Para un simple traspaso de materiales (los que revendes sin manejo, almacenaje ni riesgo de por medio), es posible. Como número para todo el negocio, casi nunca: un recargo del 20% equivale a un margen bruto del 16.7%, y en la mayoría de los oficios eso no alcanza para cubrir los gastos generales y dejar una utilidad real. La mayoría de los negocios pequeños de oficios con buena salud financiera necesitan márgenes brutos bastante por encima de eso, lo que se traduce en recargos del 40% en adelante sobre el trabajo mismo. Calcula el tuyo a partir de tus propios costos, no adoptando la regla general de nadie más, incluida esa.
¿Debo usar el mismo recargo en materiales, mano de obra y subcontratistas?
Muchos contratistas manejan niveles distintos: un recargo más alto en mano de obra (donde vive el riesgo y la carga de administrar), uno moderado en materiales y uno más bajo en las cotizaciones de subcontratistas (donde el subcontratista carga con buena parte del riesgo, pero tú sigues cargando con la garantía y la coordinación). Los niveles distintos están bien. Lo que importa es que el resultado combinado llegue a tu margen objetivo. Verifícalo en trabajos reales en lugar de suponerlo.
¿Le digo a mis clientes mi recargo o mi margen?
En trabajo a precio fijo, ninguno de los dos: cotizas un precio por un alcance de trabajo, y lo interno es tuyo. En contratos de costo más honorarios o por tiempo y materiales, el recargo forma parte del trato y debe declararse con precisión; esos contratos son exactamente donde escribir "20% de margen" cuando en realidad quieres decir "20% de recargo" se convierte en un conflicto real, porque sobre $100,000 de costo las dos palabras difieren por $5,000.
Mi margen bruto se ve bien pero a fin de año no queda dinero. ¿Por qué?

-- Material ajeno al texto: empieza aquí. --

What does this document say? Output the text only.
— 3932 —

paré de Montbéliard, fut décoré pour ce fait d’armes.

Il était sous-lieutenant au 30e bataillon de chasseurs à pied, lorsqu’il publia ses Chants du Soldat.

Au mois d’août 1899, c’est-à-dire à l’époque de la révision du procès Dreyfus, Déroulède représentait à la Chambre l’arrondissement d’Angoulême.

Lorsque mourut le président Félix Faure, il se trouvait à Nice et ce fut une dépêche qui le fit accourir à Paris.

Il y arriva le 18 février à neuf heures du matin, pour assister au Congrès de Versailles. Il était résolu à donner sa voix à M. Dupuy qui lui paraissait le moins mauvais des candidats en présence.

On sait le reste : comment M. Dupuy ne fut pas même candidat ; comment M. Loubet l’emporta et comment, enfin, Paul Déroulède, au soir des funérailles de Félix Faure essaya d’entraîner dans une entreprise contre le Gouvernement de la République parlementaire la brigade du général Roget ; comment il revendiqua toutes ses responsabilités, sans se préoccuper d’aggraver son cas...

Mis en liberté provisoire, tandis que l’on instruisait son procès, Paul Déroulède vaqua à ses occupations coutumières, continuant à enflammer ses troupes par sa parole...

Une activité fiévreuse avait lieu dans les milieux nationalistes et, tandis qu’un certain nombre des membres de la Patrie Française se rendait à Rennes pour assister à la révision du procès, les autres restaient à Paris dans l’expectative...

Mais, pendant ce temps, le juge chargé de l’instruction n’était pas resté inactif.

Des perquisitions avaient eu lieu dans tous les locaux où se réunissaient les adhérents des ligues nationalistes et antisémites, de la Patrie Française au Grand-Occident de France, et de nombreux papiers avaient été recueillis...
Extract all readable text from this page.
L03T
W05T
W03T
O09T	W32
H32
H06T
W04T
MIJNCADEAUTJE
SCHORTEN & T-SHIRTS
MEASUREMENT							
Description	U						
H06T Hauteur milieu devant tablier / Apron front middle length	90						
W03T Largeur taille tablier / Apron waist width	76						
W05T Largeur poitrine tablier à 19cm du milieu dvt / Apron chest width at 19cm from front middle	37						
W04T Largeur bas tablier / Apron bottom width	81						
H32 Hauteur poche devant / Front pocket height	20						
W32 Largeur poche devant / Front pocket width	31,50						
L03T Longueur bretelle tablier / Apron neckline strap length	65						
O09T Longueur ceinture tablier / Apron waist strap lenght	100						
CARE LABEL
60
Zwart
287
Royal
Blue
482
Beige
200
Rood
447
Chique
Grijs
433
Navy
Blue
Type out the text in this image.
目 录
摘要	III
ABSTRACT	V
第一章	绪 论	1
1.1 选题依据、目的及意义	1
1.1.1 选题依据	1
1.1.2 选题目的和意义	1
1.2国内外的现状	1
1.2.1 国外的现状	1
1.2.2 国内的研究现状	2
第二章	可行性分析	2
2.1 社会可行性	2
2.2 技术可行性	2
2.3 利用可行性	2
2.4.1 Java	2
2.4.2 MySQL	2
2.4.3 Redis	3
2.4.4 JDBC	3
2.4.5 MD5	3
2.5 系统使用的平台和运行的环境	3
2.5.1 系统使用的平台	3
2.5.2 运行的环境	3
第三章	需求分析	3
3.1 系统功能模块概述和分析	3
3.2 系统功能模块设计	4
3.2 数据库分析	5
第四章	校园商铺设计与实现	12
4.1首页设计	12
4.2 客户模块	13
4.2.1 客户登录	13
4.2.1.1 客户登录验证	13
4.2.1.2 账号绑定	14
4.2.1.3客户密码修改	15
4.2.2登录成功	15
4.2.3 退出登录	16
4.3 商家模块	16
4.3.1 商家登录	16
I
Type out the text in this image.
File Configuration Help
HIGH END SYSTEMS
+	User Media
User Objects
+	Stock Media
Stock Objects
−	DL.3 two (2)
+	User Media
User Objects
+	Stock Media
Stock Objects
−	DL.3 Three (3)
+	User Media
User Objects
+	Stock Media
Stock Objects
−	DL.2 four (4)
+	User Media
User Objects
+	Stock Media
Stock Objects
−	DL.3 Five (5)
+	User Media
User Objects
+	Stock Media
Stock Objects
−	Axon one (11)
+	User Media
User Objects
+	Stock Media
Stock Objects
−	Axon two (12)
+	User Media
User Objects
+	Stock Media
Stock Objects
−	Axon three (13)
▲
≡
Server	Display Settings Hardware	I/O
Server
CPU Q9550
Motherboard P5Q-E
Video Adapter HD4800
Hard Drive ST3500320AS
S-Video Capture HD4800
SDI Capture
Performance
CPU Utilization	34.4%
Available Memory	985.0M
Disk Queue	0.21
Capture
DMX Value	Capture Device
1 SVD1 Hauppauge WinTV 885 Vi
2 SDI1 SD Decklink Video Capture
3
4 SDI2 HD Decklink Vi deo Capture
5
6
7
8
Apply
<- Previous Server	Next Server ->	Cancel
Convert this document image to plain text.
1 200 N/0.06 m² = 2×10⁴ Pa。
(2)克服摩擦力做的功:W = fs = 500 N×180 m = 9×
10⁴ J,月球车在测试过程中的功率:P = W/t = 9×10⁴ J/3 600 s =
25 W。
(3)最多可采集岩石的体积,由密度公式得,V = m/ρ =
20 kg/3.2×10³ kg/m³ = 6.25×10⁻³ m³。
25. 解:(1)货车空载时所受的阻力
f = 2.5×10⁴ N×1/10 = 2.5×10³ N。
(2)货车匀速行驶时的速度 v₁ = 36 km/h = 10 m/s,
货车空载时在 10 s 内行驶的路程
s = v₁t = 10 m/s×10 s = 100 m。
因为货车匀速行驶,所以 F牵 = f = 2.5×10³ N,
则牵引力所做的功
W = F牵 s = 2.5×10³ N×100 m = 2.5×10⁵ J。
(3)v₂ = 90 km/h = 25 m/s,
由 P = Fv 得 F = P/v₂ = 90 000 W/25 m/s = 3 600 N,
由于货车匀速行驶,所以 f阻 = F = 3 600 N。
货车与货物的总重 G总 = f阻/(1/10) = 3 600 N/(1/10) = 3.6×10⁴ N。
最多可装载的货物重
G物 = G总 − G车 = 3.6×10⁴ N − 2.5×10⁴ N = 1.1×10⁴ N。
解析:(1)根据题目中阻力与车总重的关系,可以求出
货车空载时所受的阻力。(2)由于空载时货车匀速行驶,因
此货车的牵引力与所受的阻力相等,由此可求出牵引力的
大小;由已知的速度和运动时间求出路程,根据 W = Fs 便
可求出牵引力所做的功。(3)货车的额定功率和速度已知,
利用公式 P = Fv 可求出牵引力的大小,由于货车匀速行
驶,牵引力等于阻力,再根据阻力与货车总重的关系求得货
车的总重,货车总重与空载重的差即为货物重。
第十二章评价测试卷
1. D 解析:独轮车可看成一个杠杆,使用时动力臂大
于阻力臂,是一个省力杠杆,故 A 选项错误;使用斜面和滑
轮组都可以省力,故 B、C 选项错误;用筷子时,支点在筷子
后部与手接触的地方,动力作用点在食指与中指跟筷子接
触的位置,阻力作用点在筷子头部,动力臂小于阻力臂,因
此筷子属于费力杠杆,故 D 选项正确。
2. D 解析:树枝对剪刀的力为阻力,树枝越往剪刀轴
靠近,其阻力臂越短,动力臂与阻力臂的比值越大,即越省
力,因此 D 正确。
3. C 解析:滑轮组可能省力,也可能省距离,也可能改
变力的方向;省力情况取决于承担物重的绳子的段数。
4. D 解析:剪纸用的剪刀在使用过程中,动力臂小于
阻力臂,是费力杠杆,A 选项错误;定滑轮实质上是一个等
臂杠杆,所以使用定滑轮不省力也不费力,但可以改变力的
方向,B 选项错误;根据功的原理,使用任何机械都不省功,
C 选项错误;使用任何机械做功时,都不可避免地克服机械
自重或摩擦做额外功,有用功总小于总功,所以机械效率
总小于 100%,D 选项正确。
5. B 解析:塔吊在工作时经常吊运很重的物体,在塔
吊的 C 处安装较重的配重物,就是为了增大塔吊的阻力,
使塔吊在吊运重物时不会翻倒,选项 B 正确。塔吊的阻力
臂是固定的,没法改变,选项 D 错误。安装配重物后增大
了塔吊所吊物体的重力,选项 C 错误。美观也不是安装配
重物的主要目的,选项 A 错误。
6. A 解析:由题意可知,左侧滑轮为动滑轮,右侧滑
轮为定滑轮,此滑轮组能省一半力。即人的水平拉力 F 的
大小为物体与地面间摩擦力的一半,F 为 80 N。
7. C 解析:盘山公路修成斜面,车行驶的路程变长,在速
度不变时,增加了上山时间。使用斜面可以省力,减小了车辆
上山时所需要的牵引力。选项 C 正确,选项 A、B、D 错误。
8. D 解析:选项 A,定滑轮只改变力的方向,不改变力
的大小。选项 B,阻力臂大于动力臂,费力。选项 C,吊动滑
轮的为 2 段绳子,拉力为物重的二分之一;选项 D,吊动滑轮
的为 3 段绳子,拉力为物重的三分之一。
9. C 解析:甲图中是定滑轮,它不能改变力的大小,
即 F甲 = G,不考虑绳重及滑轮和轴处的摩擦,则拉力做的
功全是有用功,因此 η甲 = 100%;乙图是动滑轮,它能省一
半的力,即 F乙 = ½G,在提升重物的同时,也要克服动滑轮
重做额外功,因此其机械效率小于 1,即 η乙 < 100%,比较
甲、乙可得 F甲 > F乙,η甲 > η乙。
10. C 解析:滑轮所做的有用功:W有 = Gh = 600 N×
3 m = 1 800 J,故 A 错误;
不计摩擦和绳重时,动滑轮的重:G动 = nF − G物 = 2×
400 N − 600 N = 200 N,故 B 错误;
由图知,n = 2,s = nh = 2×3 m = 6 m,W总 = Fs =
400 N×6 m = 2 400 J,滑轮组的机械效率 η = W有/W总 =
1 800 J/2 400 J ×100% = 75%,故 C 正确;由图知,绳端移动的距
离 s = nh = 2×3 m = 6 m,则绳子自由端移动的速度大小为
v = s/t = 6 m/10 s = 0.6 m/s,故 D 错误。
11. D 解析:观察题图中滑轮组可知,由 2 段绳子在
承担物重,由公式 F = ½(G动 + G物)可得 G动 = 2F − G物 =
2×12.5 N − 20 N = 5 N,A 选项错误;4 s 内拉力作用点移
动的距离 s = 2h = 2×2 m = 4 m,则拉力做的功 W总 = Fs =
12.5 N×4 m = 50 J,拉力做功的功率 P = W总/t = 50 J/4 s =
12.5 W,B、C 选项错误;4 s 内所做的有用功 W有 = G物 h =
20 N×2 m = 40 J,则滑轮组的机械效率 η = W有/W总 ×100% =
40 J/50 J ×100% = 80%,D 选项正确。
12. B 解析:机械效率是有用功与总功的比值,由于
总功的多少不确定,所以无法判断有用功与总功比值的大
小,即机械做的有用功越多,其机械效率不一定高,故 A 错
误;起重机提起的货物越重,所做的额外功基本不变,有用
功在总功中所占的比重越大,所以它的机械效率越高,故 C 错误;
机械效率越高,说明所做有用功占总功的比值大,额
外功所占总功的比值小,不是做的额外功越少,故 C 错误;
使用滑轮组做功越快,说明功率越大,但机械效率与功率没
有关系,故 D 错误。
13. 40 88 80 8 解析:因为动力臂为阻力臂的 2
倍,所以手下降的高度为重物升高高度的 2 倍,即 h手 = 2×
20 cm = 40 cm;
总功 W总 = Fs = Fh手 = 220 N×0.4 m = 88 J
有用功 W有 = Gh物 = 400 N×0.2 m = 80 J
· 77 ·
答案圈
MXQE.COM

El margen bruto solo cubre lo que ganan los trabajos por encima de sus costos directos. Debajo de él están los gastos generales (camioneta, seguro, teléfono, software, la mitad de tu semana que no facturas), y debajo de eso, el margen neto. Un margen bruto sano con una cuenta vacía normalmente significa que los gastos generales se están comiendo el bruto, o que hay horas no facturadas escondidas dentro del "costo de mano de obra". Separa las dos preguntas: ¿están bien cotizados los trabajos? (bruto) y ¿tiene el negocio los gastos generales bajo control? (neto). Tienen soluciones distintas.